They had been given pardons on condition they signed up to fight with the private army in support of Russia’s brutal invasion of Ukraine.
Wagner was under the ultimate control of Yevgeny Prigozhin, but he was killed last month when his plane came down north of Moscow after he’d led a short-lived coup attempt against his former pal, Vladimir Putin.
Many observers blame Mad Vlad for his death as the Russian dictator has a long track record of wiping out his enemies and those he considers to be traitors.
After Prigozhin was wiped out, the Wagner members who’d taken part in the aborted coup attempt were not charged.
But they have still found it hard to secure jobs back on civvie street, according to the independent Russian-language news outlet Mozhem Obyasnit (“We Can Explain”).
Svetlana, the mum of one Wagner fighter, said her ex-convict son wanted a job at a factory that builds kamikaze drones, but bosses there wouldn’t even accept his application.
Another woman said her husband was unable to get a job as a security guard at a factory and was instead working as an unlicensed taxi driver.

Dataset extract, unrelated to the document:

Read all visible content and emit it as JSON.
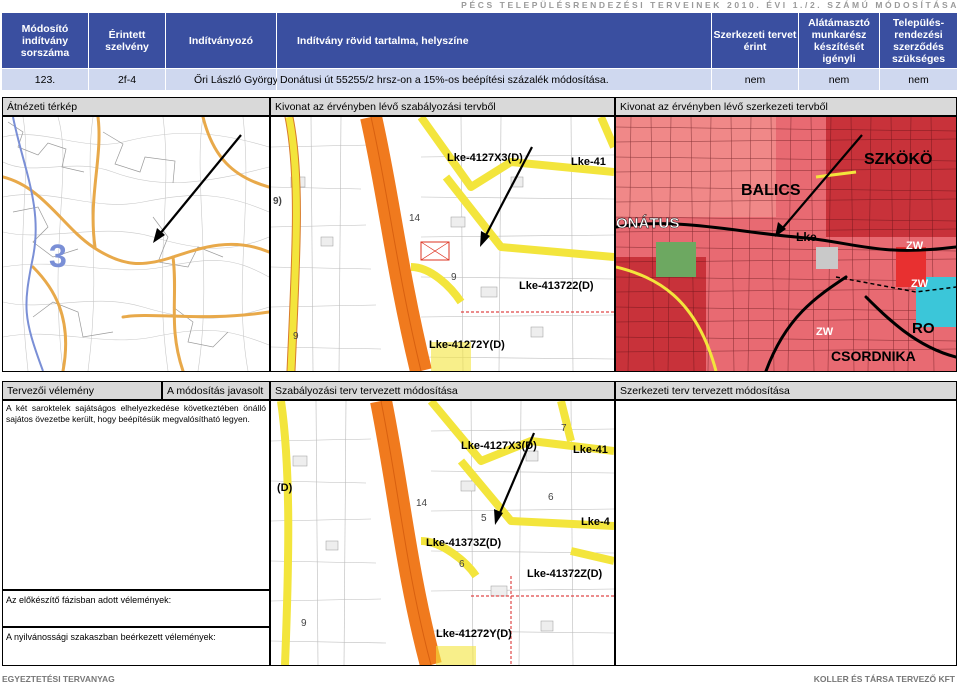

Meanwhile, a recruitment agency working on behalf of a military engine factory told Mozhem Obyasnit that candidates with convictions for theft, drugs or murder wouldn’t be eligible for jobs, even if they’d been pardoned.
And a recruitment agency for Moscow's Sheremetyevo airport – ironically, the airport where Prigozhin’s doomed flight took off from – says it’s been told by Russian intelligence services not to employ anyone who’s been part of Wagner.
But perhaps the clearest signal that these former mercenaries are pariahs even within large parts of Russian society is that they have been told they can’t even make Whoppers at Burger King.
An agency recruiting for a BK franchisee in the country told Mozhem Obyasnit: "We still have couriers; maybe they'll hire a courier."